Talk about staying power. Ten years on and the Aprilia RSV4 platform is still the cream of the crop. With the RSV4 1100 Factory, however, the newest member of the RSV4 family is simply stunning. The way Aprilia has achieved this, though, is a little deceiving. Yes, the 1078cc V4 (sorta) shared with the Tuono 1100 sees some improvements the Tuono doesn’t get, but Aprilia found a way to integrate the increased power into the same magic chassis without upsetting its balance – a task which can’t be overstated. Riding the RSV4 1100, you can tell there’s more punch than before, but it doesn’t blow your socks off like the Ducati Panigale V4 S does. The senses have more time (although, not a lot more time) to process the incoming speed, and the chassis works its usual magic in placing you exactly where you want to be without any drama. The experience isn’t too far removed from the 1000cc RSV4, until you look down at the stopwatch and realize how much faster you were than before.

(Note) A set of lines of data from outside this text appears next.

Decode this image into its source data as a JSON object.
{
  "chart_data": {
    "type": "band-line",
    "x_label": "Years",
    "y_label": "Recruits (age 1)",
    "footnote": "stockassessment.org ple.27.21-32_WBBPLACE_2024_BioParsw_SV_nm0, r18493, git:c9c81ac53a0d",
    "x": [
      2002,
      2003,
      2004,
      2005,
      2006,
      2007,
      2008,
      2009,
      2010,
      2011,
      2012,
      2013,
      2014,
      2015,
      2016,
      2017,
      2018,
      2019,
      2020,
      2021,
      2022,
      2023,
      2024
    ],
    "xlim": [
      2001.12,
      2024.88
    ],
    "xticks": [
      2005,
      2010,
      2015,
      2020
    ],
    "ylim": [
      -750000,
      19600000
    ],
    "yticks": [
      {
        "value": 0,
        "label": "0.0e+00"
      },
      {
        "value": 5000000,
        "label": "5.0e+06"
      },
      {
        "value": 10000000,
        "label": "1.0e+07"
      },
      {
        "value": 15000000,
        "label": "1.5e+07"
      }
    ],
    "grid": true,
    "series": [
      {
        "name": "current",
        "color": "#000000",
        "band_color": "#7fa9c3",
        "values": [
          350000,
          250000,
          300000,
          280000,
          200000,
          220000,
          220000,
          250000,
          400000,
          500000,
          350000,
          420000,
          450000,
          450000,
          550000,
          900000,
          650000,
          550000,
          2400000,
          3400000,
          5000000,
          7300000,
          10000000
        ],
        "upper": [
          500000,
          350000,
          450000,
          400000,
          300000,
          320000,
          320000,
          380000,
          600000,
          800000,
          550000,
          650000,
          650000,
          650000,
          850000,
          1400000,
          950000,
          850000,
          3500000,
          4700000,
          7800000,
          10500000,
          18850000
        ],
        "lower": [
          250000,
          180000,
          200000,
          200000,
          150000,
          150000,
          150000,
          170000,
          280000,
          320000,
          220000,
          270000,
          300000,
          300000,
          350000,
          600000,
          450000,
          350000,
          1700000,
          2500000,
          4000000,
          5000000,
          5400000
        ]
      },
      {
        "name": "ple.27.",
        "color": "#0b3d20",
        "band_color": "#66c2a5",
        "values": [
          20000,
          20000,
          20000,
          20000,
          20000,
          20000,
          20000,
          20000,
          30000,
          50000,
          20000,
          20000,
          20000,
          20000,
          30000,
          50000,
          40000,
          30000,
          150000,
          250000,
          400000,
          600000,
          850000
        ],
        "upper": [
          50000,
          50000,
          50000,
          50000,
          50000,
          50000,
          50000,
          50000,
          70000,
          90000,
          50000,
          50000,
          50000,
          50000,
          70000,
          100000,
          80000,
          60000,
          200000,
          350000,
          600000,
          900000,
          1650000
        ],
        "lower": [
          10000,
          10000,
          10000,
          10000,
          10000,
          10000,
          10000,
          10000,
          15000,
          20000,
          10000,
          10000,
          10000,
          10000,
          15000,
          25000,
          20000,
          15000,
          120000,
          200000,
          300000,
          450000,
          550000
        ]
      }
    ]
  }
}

Beyond the speed and the tech, we still think the RSV4 1100 is a stunning looking motorcycle that has aged well; which shouldn’t be a surprise considering the great Miguel Galluzzi had a hand in penning the design. The MotoGP-inspired winglets don’t do much for some from an aesthetic POV, but if Aprilia insists they are functional and provide downforce (even if it is at high speeds), then we guess they can stay. It says something when other motorcycles have come and gone and yet the RSV4 1100 Factory wins our Sportbike of the Year award. It’s a damn good machine, fitting of the award. Kudos, Aprilia.
We know what you’re thinking. The Panigale V4 R is new this year and is supposed to be all the rage. Hell, you even rode one earlier this year and came away raving about it. Yep, sure did. However, four laps on the R model – a privately-owned R model, too – hardly constitutes a proper test of the machine. Had Ducati officially provided one to test properly, there’s a strong chance it could have bumped the Aprilia off the top spot. But they didn’t. Instead, last year’s winner, the Panigale V4 S, gets demoted one spot for 2019. To view this demotion as a slight to Ducati is entirely incorrect. The 1103cc V4 is a beast of an engine, and the electronics Ducati employ to harness all that power are next level. It’s just, in our minds, the Aprilia is a tiny bit better at combining big power with exceptional handling.
BMW fans are probably wondering about the S1000RR’s exclusion here. If you’ve read the First Ride Review of the BMW then the reason should be clear. The new S-Thou has the bones to make it a worthy contender, but its out-of-the-box tuning let it down severely. If and/or when those electronic niggles are addressed, this will be a different conversation.